Skip to main content

Overview

The Hybrid Runner acts as a proxy between the Collate Server and the workflow executor running in your cluster (Argo Workflows or the built-in Simple Kubernetes executor). Collate doesn’t store or access your data source secrets. Those are managed entirely within your infrastructure and retrieved at runtime by the Runner.

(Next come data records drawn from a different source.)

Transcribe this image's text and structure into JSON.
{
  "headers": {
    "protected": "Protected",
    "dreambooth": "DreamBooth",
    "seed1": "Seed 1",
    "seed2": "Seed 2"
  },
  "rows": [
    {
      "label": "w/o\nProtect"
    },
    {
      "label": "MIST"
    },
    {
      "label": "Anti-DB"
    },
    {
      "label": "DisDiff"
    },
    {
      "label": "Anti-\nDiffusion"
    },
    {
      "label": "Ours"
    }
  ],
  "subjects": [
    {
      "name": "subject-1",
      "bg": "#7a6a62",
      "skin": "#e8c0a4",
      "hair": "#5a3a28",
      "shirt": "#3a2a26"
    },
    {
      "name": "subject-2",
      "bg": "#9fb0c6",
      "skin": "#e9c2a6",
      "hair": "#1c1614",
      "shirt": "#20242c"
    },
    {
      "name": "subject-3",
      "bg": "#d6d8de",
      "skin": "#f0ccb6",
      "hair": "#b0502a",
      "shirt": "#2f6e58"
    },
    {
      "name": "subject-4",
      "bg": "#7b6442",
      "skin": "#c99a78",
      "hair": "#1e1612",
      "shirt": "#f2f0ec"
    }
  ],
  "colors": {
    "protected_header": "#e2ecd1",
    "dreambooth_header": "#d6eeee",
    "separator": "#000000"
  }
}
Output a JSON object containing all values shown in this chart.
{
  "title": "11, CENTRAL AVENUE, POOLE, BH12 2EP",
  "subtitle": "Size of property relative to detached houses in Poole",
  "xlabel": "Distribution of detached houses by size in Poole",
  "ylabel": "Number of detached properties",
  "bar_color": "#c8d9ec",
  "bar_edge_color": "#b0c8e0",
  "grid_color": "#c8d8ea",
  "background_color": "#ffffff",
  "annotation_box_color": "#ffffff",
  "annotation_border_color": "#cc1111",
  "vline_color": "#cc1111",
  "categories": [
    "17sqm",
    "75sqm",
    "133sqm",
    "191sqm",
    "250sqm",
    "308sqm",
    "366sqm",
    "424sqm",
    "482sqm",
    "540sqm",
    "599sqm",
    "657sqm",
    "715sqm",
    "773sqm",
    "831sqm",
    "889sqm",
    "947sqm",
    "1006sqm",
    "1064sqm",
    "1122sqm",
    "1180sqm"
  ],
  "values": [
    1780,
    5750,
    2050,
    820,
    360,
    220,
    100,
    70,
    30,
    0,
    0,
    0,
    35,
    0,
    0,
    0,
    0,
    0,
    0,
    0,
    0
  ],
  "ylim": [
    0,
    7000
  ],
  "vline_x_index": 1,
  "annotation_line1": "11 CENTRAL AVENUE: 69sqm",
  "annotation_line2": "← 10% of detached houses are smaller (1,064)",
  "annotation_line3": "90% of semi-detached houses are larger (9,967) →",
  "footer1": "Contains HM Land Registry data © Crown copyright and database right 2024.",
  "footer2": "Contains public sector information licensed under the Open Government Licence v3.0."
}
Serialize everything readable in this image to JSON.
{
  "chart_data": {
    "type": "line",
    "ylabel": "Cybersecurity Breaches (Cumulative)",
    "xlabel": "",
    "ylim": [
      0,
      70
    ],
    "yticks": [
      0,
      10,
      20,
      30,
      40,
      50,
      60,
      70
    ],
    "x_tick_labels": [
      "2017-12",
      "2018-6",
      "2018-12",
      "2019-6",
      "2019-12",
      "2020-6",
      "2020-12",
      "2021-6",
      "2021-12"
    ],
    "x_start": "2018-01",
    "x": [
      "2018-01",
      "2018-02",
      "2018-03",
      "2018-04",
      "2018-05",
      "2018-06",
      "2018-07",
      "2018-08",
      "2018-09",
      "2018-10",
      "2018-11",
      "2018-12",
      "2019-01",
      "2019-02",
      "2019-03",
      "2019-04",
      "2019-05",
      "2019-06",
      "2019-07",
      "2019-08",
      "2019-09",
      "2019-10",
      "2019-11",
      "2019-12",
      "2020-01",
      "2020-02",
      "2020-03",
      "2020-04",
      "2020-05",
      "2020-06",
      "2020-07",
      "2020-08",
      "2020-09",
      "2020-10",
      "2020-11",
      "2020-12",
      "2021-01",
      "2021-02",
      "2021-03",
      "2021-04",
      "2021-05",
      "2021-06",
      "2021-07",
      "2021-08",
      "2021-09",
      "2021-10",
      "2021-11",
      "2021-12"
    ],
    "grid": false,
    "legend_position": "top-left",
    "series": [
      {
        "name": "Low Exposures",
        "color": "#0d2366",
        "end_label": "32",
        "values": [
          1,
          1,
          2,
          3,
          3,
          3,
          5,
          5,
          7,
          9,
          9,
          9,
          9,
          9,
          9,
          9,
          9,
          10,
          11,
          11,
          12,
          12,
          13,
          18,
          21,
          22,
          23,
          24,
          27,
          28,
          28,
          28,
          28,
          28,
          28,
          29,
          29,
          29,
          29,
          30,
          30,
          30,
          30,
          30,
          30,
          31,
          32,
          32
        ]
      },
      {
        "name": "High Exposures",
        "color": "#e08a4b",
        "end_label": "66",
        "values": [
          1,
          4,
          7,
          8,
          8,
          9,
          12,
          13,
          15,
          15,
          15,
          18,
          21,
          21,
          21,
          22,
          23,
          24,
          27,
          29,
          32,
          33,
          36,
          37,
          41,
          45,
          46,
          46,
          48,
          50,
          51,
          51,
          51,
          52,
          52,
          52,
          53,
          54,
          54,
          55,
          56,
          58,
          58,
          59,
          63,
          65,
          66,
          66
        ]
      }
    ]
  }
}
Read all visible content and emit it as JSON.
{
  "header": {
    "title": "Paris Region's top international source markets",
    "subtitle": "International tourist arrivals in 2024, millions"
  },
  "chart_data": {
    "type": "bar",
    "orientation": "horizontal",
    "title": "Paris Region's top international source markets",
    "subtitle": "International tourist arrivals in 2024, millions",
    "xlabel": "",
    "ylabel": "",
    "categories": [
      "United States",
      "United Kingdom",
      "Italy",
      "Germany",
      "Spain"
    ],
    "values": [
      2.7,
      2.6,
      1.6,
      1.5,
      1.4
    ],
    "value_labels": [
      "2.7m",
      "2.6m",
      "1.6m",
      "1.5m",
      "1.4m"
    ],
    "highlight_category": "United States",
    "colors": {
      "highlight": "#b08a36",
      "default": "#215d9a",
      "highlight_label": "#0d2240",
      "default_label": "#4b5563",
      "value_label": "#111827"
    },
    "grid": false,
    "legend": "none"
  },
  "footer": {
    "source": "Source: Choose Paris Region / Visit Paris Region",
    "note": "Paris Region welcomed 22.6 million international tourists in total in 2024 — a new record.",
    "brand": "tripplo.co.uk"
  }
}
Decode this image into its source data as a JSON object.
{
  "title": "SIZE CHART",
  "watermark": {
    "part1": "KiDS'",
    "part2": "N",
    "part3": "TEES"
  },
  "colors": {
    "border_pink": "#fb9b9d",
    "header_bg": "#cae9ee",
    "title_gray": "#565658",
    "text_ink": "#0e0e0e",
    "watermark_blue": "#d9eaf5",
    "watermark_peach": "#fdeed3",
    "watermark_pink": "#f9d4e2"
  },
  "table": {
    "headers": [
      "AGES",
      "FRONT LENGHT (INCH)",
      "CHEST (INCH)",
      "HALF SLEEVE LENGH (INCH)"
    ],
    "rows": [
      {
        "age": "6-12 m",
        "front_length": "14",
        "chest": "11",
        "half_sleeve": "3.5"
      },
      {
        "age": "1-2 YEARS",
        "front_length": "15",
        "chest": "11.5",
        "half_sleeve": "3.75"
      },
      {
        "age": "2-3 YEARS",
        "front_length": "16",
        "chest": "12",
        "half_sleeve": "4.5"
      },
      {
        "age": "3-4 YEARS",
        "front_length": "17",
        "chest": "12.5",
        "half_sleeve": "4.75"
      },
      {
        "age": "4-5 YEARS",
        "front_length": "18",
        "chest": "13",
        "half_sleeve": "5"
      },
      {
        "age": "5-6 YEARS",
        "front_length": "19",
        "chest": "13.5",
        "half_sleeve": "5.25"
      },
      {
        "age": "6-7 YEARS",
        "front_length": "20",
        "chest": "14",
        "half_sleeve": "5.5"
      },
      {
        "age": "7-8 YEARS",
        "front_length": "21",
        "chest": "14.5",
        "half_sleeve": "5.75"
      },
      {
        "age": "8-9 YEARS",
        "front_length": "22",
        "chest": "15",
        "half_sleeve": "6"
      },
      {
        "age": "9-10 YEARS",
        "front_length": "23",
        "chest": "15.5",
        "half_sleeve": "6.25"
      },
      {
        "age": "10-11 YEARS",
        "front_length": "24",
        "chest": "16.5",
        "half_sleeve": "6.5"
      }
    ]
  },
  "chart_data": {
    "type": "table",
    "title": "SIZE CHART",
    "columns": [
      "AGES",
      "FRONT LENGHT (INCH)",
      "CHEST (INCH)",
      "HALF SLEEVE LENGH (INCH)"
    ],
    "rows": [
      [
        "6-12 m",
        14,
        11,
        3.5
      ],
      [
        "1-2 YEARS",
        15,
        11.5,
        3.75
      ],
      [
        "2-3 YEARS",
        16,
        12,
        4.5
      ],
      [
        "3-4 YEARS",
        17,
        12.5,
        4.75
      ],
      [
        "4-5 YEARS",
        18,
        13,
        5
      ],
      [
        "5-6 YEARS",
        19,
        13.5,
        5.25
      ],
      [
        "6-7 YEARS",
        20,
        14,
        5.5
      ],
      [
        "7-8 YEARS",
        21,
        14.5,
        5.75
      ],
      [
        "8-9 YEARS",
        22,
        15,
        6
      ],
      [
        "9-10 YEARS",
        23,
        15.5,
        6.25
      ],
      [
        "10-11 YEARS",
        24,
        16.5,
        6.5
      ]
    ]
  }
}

How the Runner Fits Into Collate

  • WebSocket Outbound Connection Model: The Hybrid Runner establishes an outbound WebSocket connection using transport layer security (TLS) to your Collate instance. Collate doesn’t initiate any inbound connections to your cluster.
  • Secrets Resolution at Runtime: The Runner resolves connector credentials from your configured secrets store at ingestion time. They’re never stored in or transmitted to Collate.
  • No Inbound Access from Collate: Your cluster doesn’t need to accept any inbound connections. Port 443 egress to *.getcollate.io is required for the Hybrid Runner’s outbound WebSocket control-plane connection to Collate. Your cluster may also need egress to your container registry, cloud secrets manager, and data source systems depending on your configuration.
Note: The Hybrid Runner runs inside your own Kubernetes cluster. A team member familiar with Kubernetes and Helm can get it up and running in a few minutes.

Architecture Overview

Hybrid Runner architecture diagram showing the WebSocket connection between Collate SaaS and the Hybrid Runner, and the flow from Argo Workflows through ingestion pods to Kubernetes Secrets

How the Hybrid Runner Works

The Hybrid Runner connects to Collate over an outbound WebSocket and executes ingestion jobs inside your cluster. Credentials never leave your environment.
  • WebSocket Proxy Model The Hybrid Runner maintains a persistent WebSocket connection to Collate. When you trigger an ingestion job in the Collate UI, the server sends the job configuration to the Runner over this connection.
  • Outbound-Only TLS Connection All traffic is outbound from your cluster. The Runner connects to your Collate instance on port 443 using transport layer security (TLS). Inbound firewall rules aren’t required.
  • Secrets Retrieved at Runtime When an ingestion pod starts, it resolves credentials from your configured secrets store using the secret path specified in the Collate UI connection form. Collate never stores credentials. By default, native Kubernetes Secrets are used—the Helm chart automatically creates the necessary RBAC permissions. You can optionally integrate with a cloud-native secrets manager (AWS Secrets Manager, GCP Secret Manager, or Azure Key Vault) depending on your environment.

Authentication Model

  • IngestionBot JWT Token The Hybrid Runner authenticates to the Collate API using a JSON Web Token (JWT) from the IngestionBot service account. Configure this token as config.authToken in the Helm values file.
  • Token Scope and Lifetime The IngestionBot JWT has no expiration date. Store it securely and treat it as a secret. To know how to obtain JWT, see Obtain Collate JSON Web Token (JWT).

What Is Argo Workflows?

Argo Workflows is a Kubernetes-native workflow orchestration engine. The Hybrid Runner uses Argo to execute and manage individual ingestion jobs as Kubernetes pods.
  • Role in the Ingestion Pipeline When the Runner receives a job from Collate, it submits an Argo Workflow. Argo schedules and monitors the ingestion pod, handles retries, and reports completion status back to the Runner.
  • Installation Argo Workflows is installed when installArgoWorkflows: true is set in your Helm values. The chart default is false — without Argo, the Runner falls back to the Simple Kubernetes executor to run ingestion pods. In multi-instance deployments, a single Argo installation can be shared — set installArgoWorkflows: false on additional Runner instances. See Advanced Configuration. For more information about Argo Workflows, see What is Argo Workflows?.